Coming s $$$\infty$$$ n
About Problem E3, I have a solution:
We can solve the E2 by using the divide and conquer:we find the MST of the graph and each time we find the edge with maximum value, then we separately solve the two part which is divided by this edge. Then we let vec[i][j] mean the ans (in the block which contains i and choose j point),then we find that we just need to complete a min-plus convolution.
Then we try to solve E3. Noticing the huge data, we guess that there maybe some amazing quality:f(i) satisfies convexity.
so we could maintain it's Differential array and then our merge-option becomes "sort". Using multiset and dsu on tree, we could complete E3 in O(nlog^2n).

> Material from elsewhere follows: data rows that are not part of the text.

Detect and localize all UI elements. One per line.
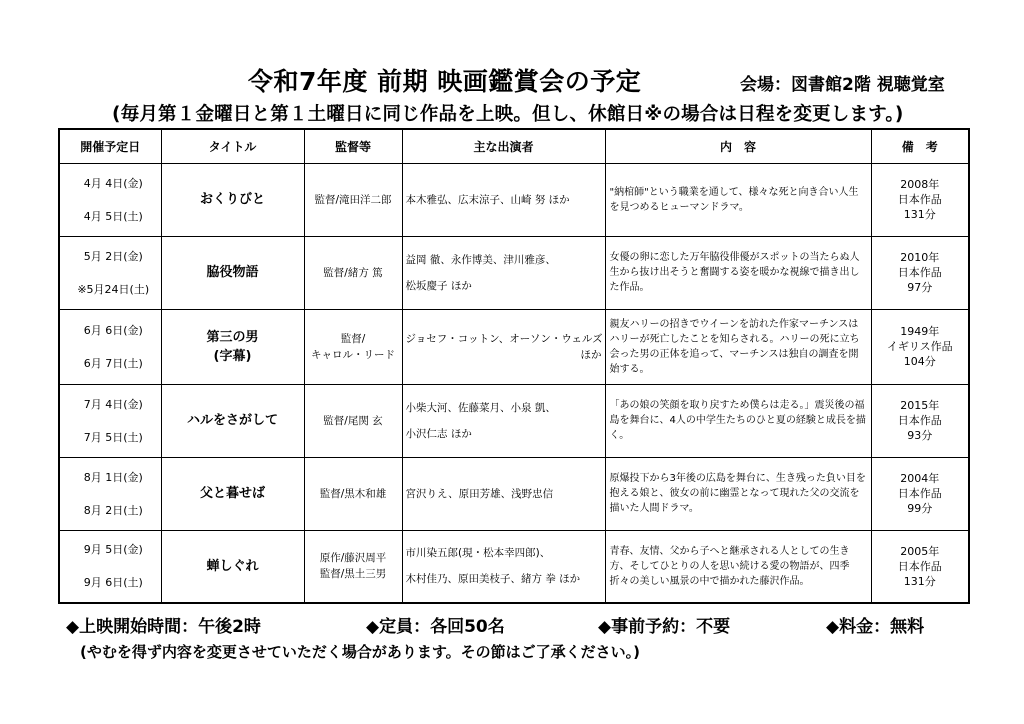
notes-cell [871, 384, 969, 457]
origin-country: 日本作品 [897, 559, 942, 573]
date-cell [59, 163, 161, 236]
cast-line: 小沢仁志 ほか [405, 427, 472, 440]
cast-line: ほか [580, 348, 602, 361]
start-time-info: ◆上映開始時間：午後2時 [66, 617, 261, 637]
director-cell [304, 457, 402, 530]
cast-cell [402, 163, 605, 236]
date-cell [59, 236, 161, 309]
date-saturday: 6月 7日(土) [83, 356, 143, 370]
notes-cell [871, 530, 969, 603]
film-title: おくりびと [199, 192, 265, 207]
date-friday: 7月 4日(金) [83, 397, 143, 411]
film-title-cell [161, 309, 304, 384]
film-title-cell [161, 236, 304, 309]
cast-cell [402, 309, 605, 384]
content-cell: 青春、友情、父から子へと継承される人としての生き方、そしてひとりの人を思い続ける愛の物語が、四季折々の美しい風景の中で描かれた藤沢作品。 [605, 530, 871, 603]
director-line: 監督/尾関 玄 [323, 414, 383, 427]
cast-cell [402, 384, 605, 457]
film-title-cell [161, 384, 304, 457]
reservation-info: ◆事前予約：不要 [598, 617, 731, 637]
content-cell: 親友ハリーの招きでウイーンを訪れた作家マーチンスはハリーが死亡したことを知らされる。ハリーの死に立ち会った男の正体を追って、マーチンスは独自の調査を開始する。 [605, 309, 871, 384]
column-header-title: タイトル [161, 129, 304, 163]
date-saturday: 8月 2日(土) [83, 503, 143, 517]
date-friday: 9月 5日(金) [83, 543, 143, 557]
table-row [59, 236, 969, 309]
title-row [0, 62, 1024, 98]
film-title: 蝉しぐれ [206, 558, 259, 574]
cast-line: ジョセフ・コットン、オーソン・ウェルズ [405, 332, 603, 345]
cast-line: 市川染五郎(現・松本幸四郎)、 [405, 547, 551, 560]
release-year: 2008年 [900, 178, 940, 191]
notes-cell [871, 236, 969, 309]
date-friday: 5月 2日(金) [83, 249, 143, 263]
director-line: キャロル・リード [311, 348, 395, 361]
runtime: 97分 [907, 281, 933, 294]
film-title-subtitle: (字幕) [213, 348, 252, 364]
origin-country: 日本作品 [897, 193, 942, 206]
cast-line: 小柴大河、佐藤菜月、小泉 凱、 [405, 401, 556, 414]
date-cell [59, 457, 161, 530]
film-title-cell [161, 457, 304, 530]
cast-line: 益岡 徹、永作博美、津川雅彦、 [405, 253, 556, 266]
film-title-cell [161, 163, 304, 236]
date-cell [59, 309, 161, 384]
table-row [59, 163, 969, 236]
table-row [59, 530, 969, 603]
schedule-note: (毎月第１金曜日と第１土曜日に同じ作品を上映。但し、休館日※の場合は日程を変更します。) [112, 104, 904, 125]
cast-line: 宮沢りえ、原田芳雄、浅野忠信 [405, 487, 554, 500]
column-header-notes: 備 考 [871, 129, 969, 163]
table-header-row [59, 129, 969, 163]
runtime: 99分 [907, 502, 933, 515]
info-row [0, 612, 1024, 638]
origin-country: イギリス作品 [886, 340, 953, 353]
film-title: 脇役物語 [206, 265, 259, 280]
release-year: 2005年 [900, 544, 940, 558]
notes-cell [871, 309, 969, 384]
director-line: 監督/ [340, 332, 366, 345]
runtime: 104分 [903, 355, 936, 368]
content-cell: "納棺師"という職業を通して、様々な死と向き合い人生を見つめるヒューマンドラマ。 [605, 163, 871, 236]
cast-line: 木村佳乃、原田美枝子、緒方 拳 ほか [405, 573, 581, 586]
fee-info: ◆料金：無料 [826, 617, 925, 637]
runtime: 131分 [903, 574, 936, 588]
cast-line: 本木雅弘、広末涼子、山崎 努 ほか [405, 193, 570, 206]
film-title: 第三の男 [206, 329, 259, 345]
film-title: 父と暮せば [199, 486, 265, 501]
release-year: 2004年 [900, 472, 940, 485]
column-header-content: 内 容 [605, 129, 871, 163]
director-line: 監督/滝田洋二郎 [314, 193, 392, 206]
date-saturday: 9月 6日(土) [83, 576, 143, 590]
film-title: ハルをさがして [186, 413, 278, 428]
date-friday: 8月 1日(金) [83, 470, 143, 484]
date-cell [59, 384, 161, 457]
director-cell [304, 309, 402, 384]
table-row [59, 384, 969, 457]
cast-line: 松坂慶子 ほか [405, 279, 472, 292]
cast-cell [402, 457, 605, 530]
column-header-cast: 主な出演者 [402, 129, 605, 163]
release-year: 2015年 [900, 399, 940, 412]
release-year: 1949年 [900, 325, 940, 338]
content-cell: 「あの娘の笑顔を取り戻すため僕らは走る。」震災後の福島を舞台に、4人の中学生たちのひと夏の経験と成長を描く。 [605, 384, 871, 457]
date-saturday: 7月 5日(土) [83, 430, 143, 444]
content-cell: 原爆投下から3年後の広島を舞台に、生き残った負い目を抱える娘と、彼女の前に幽霊となって現れた父の交流を描いた人間ドラマ。 [605, 457, 871, 530]
date-cell [59, 530, 161, 603]
footnote: (やむを得ず内容を変更させていただく場合があります。その節はご了承ください。) [80, 643, 641, 661]
runtime: 131分 [903, 208, 936, 221]
notes-cell [871, 163, 969, 236]
cast-cell [402, 530, 605, 603]
content-cell: 女優の卵に恋した万年脇役俳優がスポットの当たらぬ人生から抜け出そうと奮闘する姿を暖かな視線で描き出した作品。 [605, 236, 871, 309]
date-saturday: ※5月24日(土) [77, 282, 150, 296]
notes-cell [871, 457, 969, 530]
page-title: 令和7年度 前期 映画鑑賞会の予定 [248, 67, 642, 96]
column-header-date: 開催予定日 [59, 129, 161, 163]
director-cell [304, 530, 402, 603]
date-saturday: 4月 5日(土) [83, 209, 143, 223]
column-header-director: 監督等 [304, 129, 402, 163]
director-cell [304, 163, 402, 236]
director-cell [304, 384, 402, 457]
table-row [59, 309, 969, 384]
cast-cell [402, 236, 605, 309]
origin-country: 日本作品 [897, 487, 942, 500]
date-friday: 6月 6日(金) [83, 323, 143, 337]
release-year: 2010年 [900, 251, 940, 264]
origin-country: 日本作品 [897, 266, 942, 279]
capacity-info: ◆定員：各回50名 [366, 617, 505, 637]
film-title-cell [161, 530, 304, 603]
director-line: 監督/黒土三男 [319, 568, 387, 581]
schedule-table [58, 128, 970, 604]
director-line: 原作/藤沢周平 [319, 552, 387, 565]
date-friday: 4月 4日(金) [83, 176, 143, 190]
runtime: 93分 [907, 429, 933, 442]
director-line: 監督/黒木和雄 [319, 487, 387, 500]
venue-label: 会場：図書館2階 視聴覚室 [740, 75, 945, 95]
director-line: 監督/緒方 篤 [323, 266, 383, 279]
origin-country: 日本作品 [897, 414, 942, 427]
director-cell [304, 236, 402, 309]
table-row [59, 457, 969, 530]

https://codeforces.net/contest/2021/submission/285821599
As for the proof, I can not complete it. I check it by brute force.
Sorry, but can you explain (or give me a link), how we can complete DP faster than O(n^2)?
The solution to E2 is a DP in O(n^2) which is similar to “tree backpack”
And we can notice that the form of transiton in this dp is min-plus convolution(which means g(k) = min_{1 <= o <= k} f(o) + h(k — o)), and its convexity, we can apply minkowski sum to this process.
hello young people
Who has the solutions of the last race problems please tell me friends
10 days have passed, still no editorial for E. Atleast share editorials for easier versions of E :(
these are mf
ok
Auto comment: topic has been updated by ArvinCiu (previous revision, new revision, compare).
Approach for C2. read tutorial but didnt understand much. Is segment tree necessary for that?, using indices I over complicated it?
What if at some point. there are more than one possible longest paths? It can be proven that we can choose any of these paths and the optimal solutions for the next values of $$$k$$$ will still be optimal. The proof for this greedy strategy involves the convexity of the total length as $$$k$$$ goes from 1 to $$$n$$$ . However, we won't explain it in detail here.
Why you won't explain? I think it's the big part of the problem
I think I can explain, but I am not good at English.
First we construct the KRT, then we label all the special leaves according to the DFS order, it's easy to find those special leaves belonging to the same server-installed leaf have consecutive labels. So when there are $$$k$$$ server-installed leaves, all special leaves should be split into $$$k$$$ disjoint segments. As the KRT is binary tree, you can easily find the properties of these segments.
So when adding $$$k$$$ to $$$k + 1$$$, it will choose one segment and split it into two. Then we can reduce the problem to "Modifying $$$k$$$ from $$$1$$$ to $$$2$$$, the optimal solution should remain the first server-installed leaf", which is easy to be proved.